Abstract. The design of future wireless cellular networks is on the verge of a major paradigm change. With the proliferation of multimedia-rich services as well as smart mobile devices, the demand for wireless data has been increased explosively in recent years. In order to accommodate the explosive demand for wireless data, the cell size of cellular networks is shrinking by deploying more transmitters such as macro, micro, pico, femto base stations, and relays. These nodes utilize the same frequency bands and are densely deployed to provide coverage extension for cell edge and indoor users. Deploying more transmitters brings the transmitters and receivers closer to each other, thus we are able to provide high link quality with low transmission power. Unfortunately, the close proximity of many transmitters and receivers introduces substantial intracell and intercell interference, which, if not properly managed, can significantly affect the system performance. The key challenge for interference management in the new wireless networks is to develop low-complexity schemes that mitigate the multiuser interference in the system, optimally balance the overall spectrum efficiency and user fairness. This chapter deals with various theoretical and practical aspects of interference management for multi-user cellular networks. In particular, we study the interference management in the physical and MAC layer using optimized beamforming and scheduling techniques. We utilize the successive convex approximation idea to develop algorithms for this purpose. Our work here won the Signal Processing Society Young Author Best Paper Award in 2014.

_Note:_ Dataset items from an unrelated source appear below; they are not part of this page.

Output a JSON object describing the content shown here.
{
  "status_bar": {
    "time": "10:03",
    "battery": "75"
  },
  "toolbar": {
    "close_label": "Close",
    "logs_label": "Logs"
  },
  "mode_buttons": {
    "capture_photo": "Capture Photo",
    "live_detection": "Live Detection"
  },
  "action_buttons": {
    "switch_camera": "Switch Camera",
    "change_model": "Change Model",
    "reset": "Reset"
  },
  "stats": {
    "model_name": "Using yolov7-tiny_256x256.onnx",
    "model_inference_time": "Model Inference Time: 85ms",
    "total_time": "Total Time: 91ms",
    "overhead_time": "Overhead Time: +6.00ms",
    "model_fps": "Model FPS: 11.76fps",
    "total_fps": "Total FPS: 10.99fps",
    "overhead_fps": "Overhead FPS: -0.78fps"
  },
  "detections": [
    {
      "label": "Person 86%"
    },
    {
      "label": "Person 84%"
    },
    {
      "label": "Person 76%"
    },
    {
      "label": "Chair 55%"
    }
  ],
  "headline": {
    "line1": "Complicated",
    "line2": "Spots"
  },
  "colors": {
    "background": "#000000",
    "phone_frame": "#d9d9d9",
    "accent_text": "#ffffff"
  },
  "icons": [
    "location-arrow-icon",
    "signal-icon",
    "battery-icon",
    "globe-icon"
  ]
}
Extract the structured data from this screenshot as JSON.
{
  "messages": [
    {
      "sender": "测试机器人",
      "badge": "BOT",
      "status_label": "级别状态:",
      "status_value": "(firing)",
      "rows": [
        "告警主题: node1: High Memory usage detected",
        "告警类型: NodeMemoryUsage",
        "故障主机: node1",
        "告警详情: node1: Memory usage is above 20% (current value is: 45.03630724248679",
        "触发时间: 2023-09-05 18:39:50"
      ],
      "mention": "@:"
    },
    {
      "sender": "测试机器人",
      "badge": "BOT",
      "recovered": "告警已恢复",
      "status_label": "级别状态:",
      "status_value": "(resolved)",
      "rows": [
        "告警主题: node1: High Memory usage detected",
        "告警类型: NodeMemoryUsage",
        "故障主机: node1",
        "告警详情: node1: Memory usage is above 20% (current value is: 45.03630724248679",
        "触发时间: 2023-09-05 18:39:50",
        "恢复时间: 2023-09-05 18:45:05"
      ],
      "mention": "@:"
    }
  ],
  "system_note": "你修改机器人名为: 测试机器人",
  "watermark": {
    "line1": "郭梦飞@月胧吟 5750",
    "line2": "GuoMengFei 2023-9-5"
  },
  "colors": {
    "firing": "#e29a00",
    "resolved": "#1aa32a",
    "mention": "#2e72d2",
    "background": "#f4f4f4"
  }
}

## Dictionary Learning for Sparse Representation: Complexity and Algorithms

#### Joint work with: Andy Tseng (University of Minnesota) and Tom Luo (University of Minnesota)

Abstract. We consider the classical dictionary learning problem for sparse representation in machine learning literature. We first show that this problem is NP-hard based on the polynomial time reduction of the densest cut problem in a graph. Then we propose an efficient dictionary learning scheme to solve several practical formulations of this problem to a stationary point. Unlike many existing algorithms in the literature, such as K-SVD, our proposed dictionary learning scheme is theoretically guaranteed to converge to the set of stationary points under certain mild assumptions. For the image denoising application, the performance and the efficiency of the proposed dictionary learning scheme are comparable to that of K-SVD algorithm in the simulation.